Organizers scrub Choochokam 2017, announce new vision

Choochokam is cancelled, again.

An email sent to a Langley business by the Choochokam Arts Foundation Board revealed news that the summer and music arts festival set for August 26-27 at Community Park has been scrubbed.

Repeated calls to event leaders this week were not returned.

The email states that the amount of work, cost and “difficulties navigating the politics of the festival” drained the foundation’s limited resources and were factors in the decision to cancel the event. It also said organizers no longer “see the benefit of keeping it” in its current state. They plan to change the focus of the foundation to supporting youth arts education programs. The email says the foundation has a mandate to support youth arts education programs both on and off Whidbey Island.

“We feel strongly that the funds that Choochokam raises to subsidize the festival can be put to better use to help bring arts education to our children through school and after school programs,” the email said.

Organizers say they plan to refund booth payments immediately.

Doug Coutts, director of South Whidbey Parks and Recreation District, was given the news by organizers on Monday that the festival was “not moving forward.”

It would mark the second year in a row the event has been scrubbed. Organizers Celia Black, Gwen Jones and Michela Angelini, who run the Choochokam Arts Foundation, cancelled the 2016 event due to logistical problems with moving the event to Community Park. The organizers also moved the event out of Langley to “allow for growth.”

It was the first cancellation in the event’s 40-year history.

There were more problems than not being able to get the event on its feet. Over a dozen vendors who signed up for the 2014, 2015 and 2016 events complained of being owed between $300-380 for booth fees that had yet to be returned. The Record interviewed nine of the vendors who were owed a combined $6,485. Black and Jones promised to pay back the vendors, which appears to have happened for at least two vendors who told The Record they were reimbursed.

Coutts said the event was nearing the final stages of approval when the organizers asked him to remove it from the agenda for the commissioners’ regular monthly meeting on Wednesday night.

The following is an email sent by the Choochokam Arts Foundation Board to a Langley business:

Good morning!

Hope your summer is progressing wonderfully and you’re enjoying a lovely season!

As an exhibitor or vendor during the Choochokam Music + Makers Festival, August 27-28 at the South Whidbey Community Park we want to thank you again for your support for the festival, either as a new Exhibitor/Vendor or a returning one.

That said, we are writing today to let you know that we are not going to be holding the Festival going forward as it exists now, and we will be refunding your booth payments, whether new or rolled over from last year, immediately.

Choochokam Arts Foundation, the parent of the festival, has as its mandate the support of youth arts education programs, both on and off Whidbey Island, yet for many years it has run the festival with very little resulting benefit to the schools, school programs or community programs that offer arts education.

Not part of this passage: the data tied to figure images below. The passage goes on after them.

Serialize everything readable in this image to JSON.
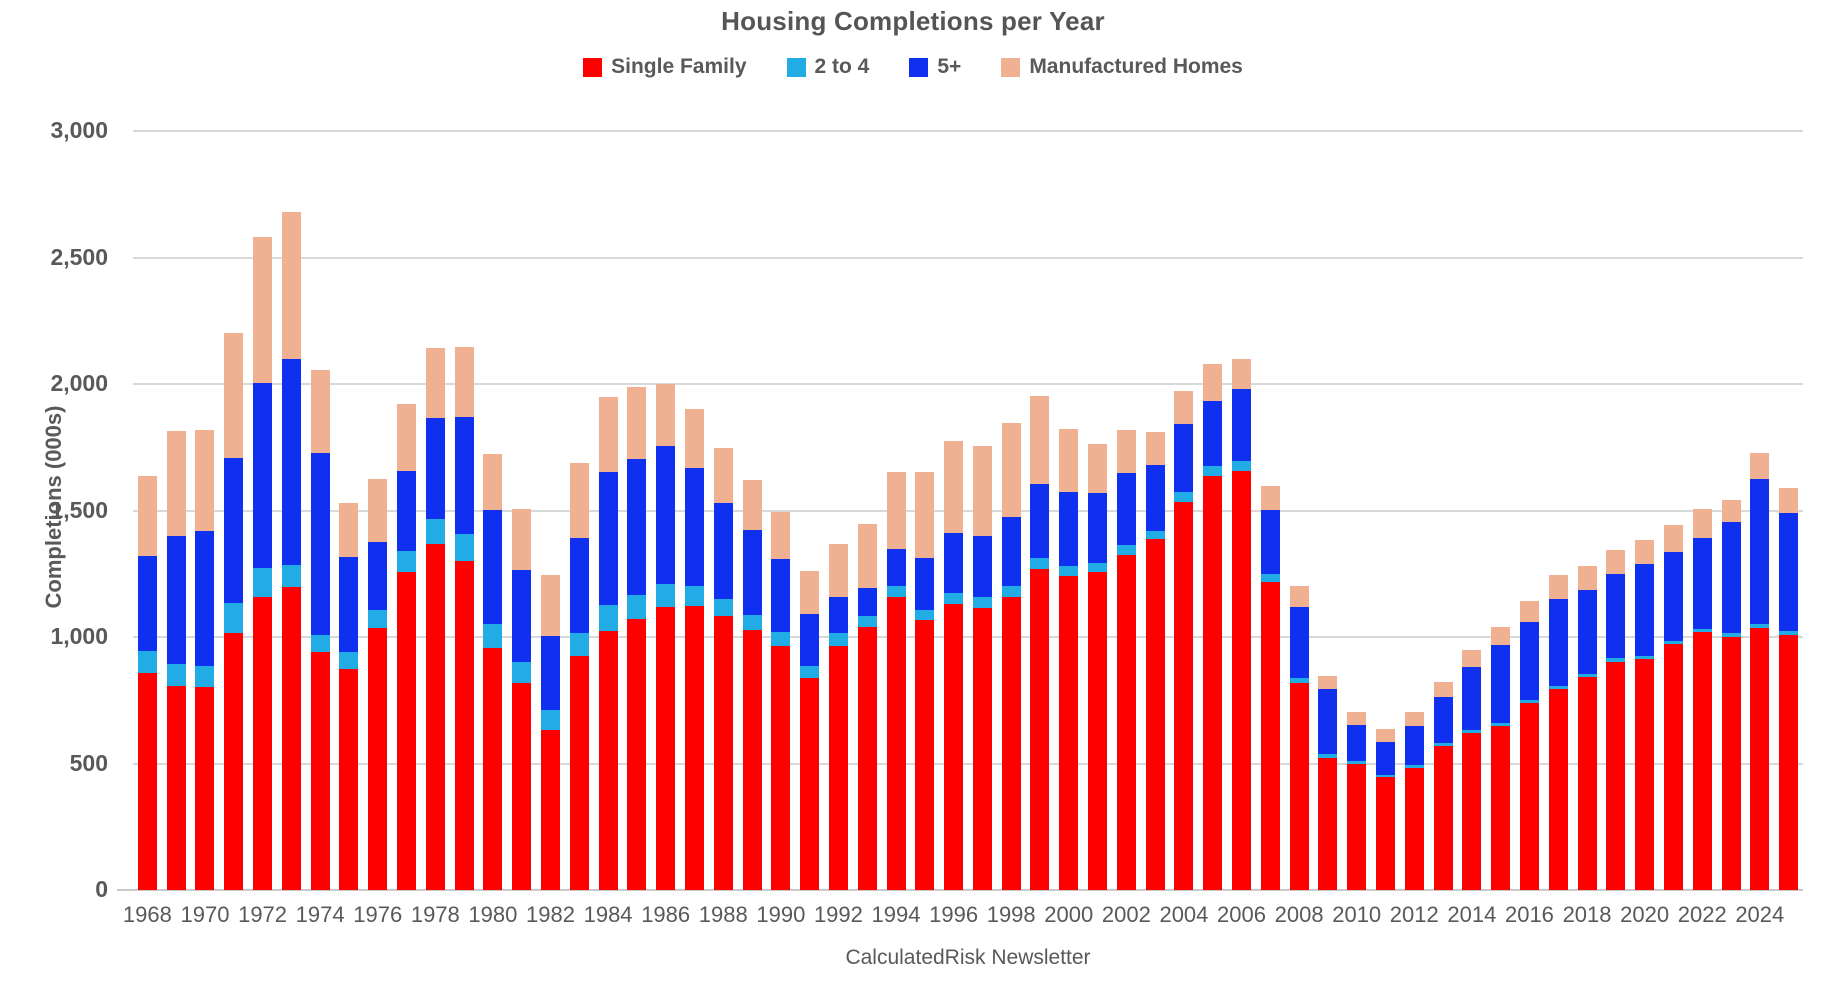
{
  "header": {
    "title": "Housing Completions per Year"
  },
  "legend": {
    "items": [
      {
        "label": "Single Family",
        "color": "#fe0000"
      },
      {
        "label": "2 to 4",
        "color": "#22ace6"
      },
      {
        "label": "5+",
        "color": "#1030f0"
      },
      {
        "label": "Manufactured Homes",
        "color": "#f0b092"
      }
    ]
  },
  "y_axis": {
    "title": "Completions (000s)",
    "ticks": [
      "3,000",
      "2,500",
      "2,000",
      "1,500",
      "1,000",
      "500",
      "0"
    ],
    "max": 3000,
    "step": 500
  },
  "x_axis": {
    "labeled_years": [
      1968,
      1970,
      1972,
      1974,
      1976,
      1978,
      1980,
      1982,
      1984,
      1986,
      1988,
      1990,
      1992,
      1994,
      1996,
      1998,
      2000,
      2002,
      2004,
      2006,
      2008,
      2010,
      2012,
      2014,
      2016,
      2018,
      2020,
      2022,
      2024
    ]
  },
  "footer": {
    "source": "CalculatedRisk Newsletter"
  },
  "chart_data": {
    "type": "bar",
    "stacked": true,
    "title": "Housing Completions per Year",
    "xlabel": "CalculatedRisk Newsletter",
    "ylabel": "Completions (000s)",
    "ylim": [
      0,
      3000
    ],
    "grid": true,
    "legend_position": "top",
    "categories": [
      1968,
      1969,
      1970,
      1971,
      1972,
      1973,
      1974,
      1975,
      1976,
      1977,
      1978,
      1979,
      1980,
      1981,
      1982,
      1983,
      1984,
      1985,
      1986,
      1987,
      1988,
      1989,
      1990,
      1991,
      1992,
      1993,
      1994,
      1995,
      1996,
      1997,
      1998,
      1999,
      2000,
      2001,
      2002,
      2003,
      2004,
      2005,
      2006,
      2007,
      2008,
      2009,
      2010,
      2011,
      2012,
      2013,
      2014,
      2015,
      2016,
      2017,
      2018,
      2019,
      2020,
      2021,
      2022,
      2023,
      2024,
      2025
    ],
    "series": [
      {
        "name": "Single Family",
        "color": "#fe0000",
        "values": [
          859,
          808,
          802,
          1014,
          1160,
          1197,
          940,
          875,
          1034,
          1258,
          1369,
          1301,
          957,
          819,
          632,
          924,
          1025,
          1073,
          1120,
          1123,
          1085,
          1026,
          966,
          838,
          964,
          1039,
          1160,
          1066,
          1129,
          1116,
          1160,
          1270,
          1242,
          1256,
          1325,
          1386,
          1532,
          1636,
          1655,
          1218,
          819,
          521,
          497,
          447,
          483,
          569,
          620,
          648,
          738,
          795,
          840,
          903,
          912,
          971,
          1019,
          999,
          1034,
          1008
        ]
      },
      {
        "name": "2 to 4",
        "color": "#22ace6",
        "values": [
          85,
          85,
          85,
          120,
          113,
          87,
          68,
          64,
          71,
          83,
          98,
          105,
          95,
          81,
          80,
          93,
          100,
          95,
          90,
          79,
          65,
          61,
          54,
          48,
          50,
          44,
          43,
          42,
          45,
          44,
          42,
          42,
          38,
          36,
          38,
          34,
          42,
          41,
          42,
          31,
          18,
          15,
          11,
          9,
          10,
          11,
          13,
          12,
          12,
          12,
          13,
          14,
          12,
          12,
          13,
          15,
          16,
          15
        ]
      },
      {
        "name": "5+",
        "color": "#1030f0",
        "values": [
          376,
          507,
          532,
          572,
          731,
          816,
          720,
          378,
          272,
          316,
          400,
          465,
          450,
          366,
          294,
          373,
          527,
          536,
          546,
          467,
          380,
          335,
          288,
          205,
          144,
          109,
          144,
          205,
          239,
          240,
          272,
          293,
          294,
          279,
          285,
          258,
          268,
          254,
          283,
          253,
          282,
          259,
          144,
          129,
          156,
          184,
          250,
          308,
          310,
          345,
          332,
          333,
          366,
          354,
          361,
          439,
          575,
          469
        ]
      },
      {
        "name": "Manufactured Homes",
        "color": "#f0b092",
        "values": [
          318,
          413,
          401,
          497,
          576,
          580,
          329,
          213,
          246,
          266,
          276,
          277,
          222,
          241,
          240,
          296,
          295,
          284,
          244,
          233,
          218,
          198,
          188,
          171,
          211,
          254,
          304,
          340,
          363,
          354,
          373,
          348,
          250,
          193,
          169,
          131,
          131,
          147,
          117,
          96,
          82,
          50,
          50,
          52,
          55,
          60,
          64,
          71,
          81,
          93,
          97,
          95,
          94,
          106,
          113,
          89,
          103,
          96
        ]
      }
    ]
  }
}
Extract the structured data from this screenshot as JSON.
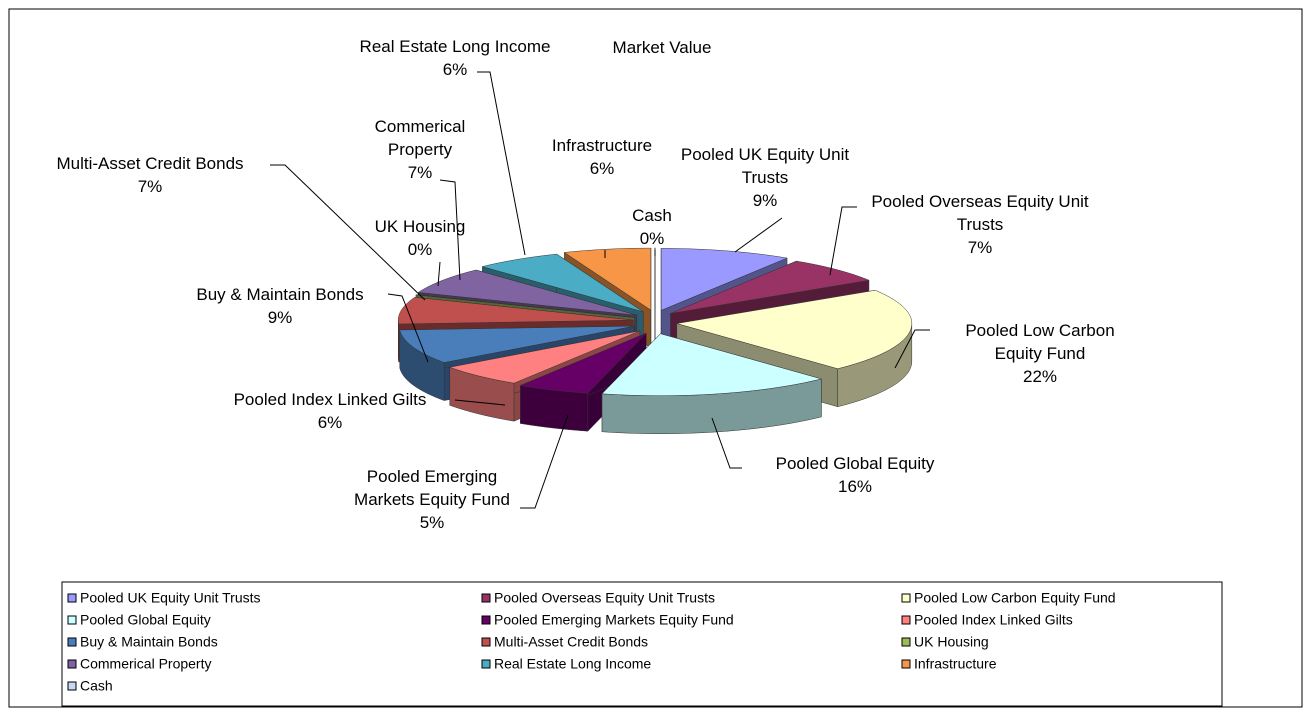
{
  "chart_data": {
    "type": "pie",
    "title": "Market Value",
    "categories": [
      "Pooled UK Equity Unit Trusts",
      "Pooled Overseas Equity Unit Trusts",
      "Pooled Low Carbon Equity Fund",
      "Pooled Global Equity",
      "Pooled Emerging Markets Equity Fund",
      "Pooled Index Linked Gilts",
      "Buy & Maintain Bonds",
      "Multi-Asset Credit Bonds",
      "UK Housing",
      "Commerical Property",
      "Real Estate Long Income",
      "Infrastructure",
      "Cash"
    ],
    "values": [
      9,
      7,
      22,
      16,
      5,
      6,
      9,
      7,
      0,
      7,
      6,
      6,
      0
    ],
    "value_labels": [
      "9%",
      "7%",
      "22%",
      "16%",
      "5%",
      "6%",
      "9%",
      "7%",
      "0%",
      "7%",
      "6%",
      "6%",
      "0%"
    ],
    "colors": [
      "#9999ff",
      "#993366",
      "#ffffcc",
      "#ccffff",
      "#660066",
      "#ff8080",
      "#4a7ebb",
      "#c0504d",
      "#9bbb59",
      "#8064a2",
      "#4bacc6",
      "#f79646",
      "#c5d9f1"
    ],
    "legend": "bottom"
  }
}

In the past four years, Choochkam Arts Foundation has worked to support Whidbey Children’s Theatre and their arts programs through grants from the Foundation, but the funding from the festival has only covered part of the festival costs, and so much more is needed to provide support for the arts today.

The Festival, while a lovely weekend event, has been one of many arts and craft fairs in the region, but as a fundraiser for arts education it has never been effective, and as costs increase annually we find that Choochokam needs to be either a Foundation supporting the arts, or a festival for profit, to be able to move forward.

As a Foundation, we can provide grants and support to a number of programs through sponsorships and traditional fundraising, and our goal is to increase the support we provide first to local island programs, then to the region when possible. We have already been doing so on a small scale since 2013.

As for the festival, the amount of work, the cost of the event, and the difficulties in navigating the politics of the festival make it such a drain on the limited resources that Choochokam Arts Foundation has had that we just cannot see the benefit of keeping it on in its current state. We feel strongly that the funds that Choochokam raises to subsidize the festival can be put to better use to help bring arts education to our children through school and after school programs.

We may bring the festival back one day, in a form that will benefit arts education, but for now, we say a fond farewell to the festival and an enthusiastic ‘Hello’ to active support for arts programs in the next year!

In regards to your refund for your booth space, they will be processed in the next 24 hours, and you will receive an email confirmation of your refund being processed as soon as it goes through our system. Funds will be returned to the card you used to purchase your booth space. If you paid for your booth by cash or check, please email admin@choochokamarts.org to confirm your mailing address and we will send out checks via registered mail within 1 business day of receipt of your email.

If you have applied to participate and not yet paid your invoice, please note that we will be canceling the unpaid invoices as of today and will not be accepting payment on those.

We’ll be updating the website over the course of the next two weeks and will have info on how to participate in supporting the arts programs on Whidbey Island and around the region.

While we would love to see each of you in August, we hope it will be at a fundraiser for arts education rather than the festival, and we thank you so much for your understanding and wish you the best possible summer.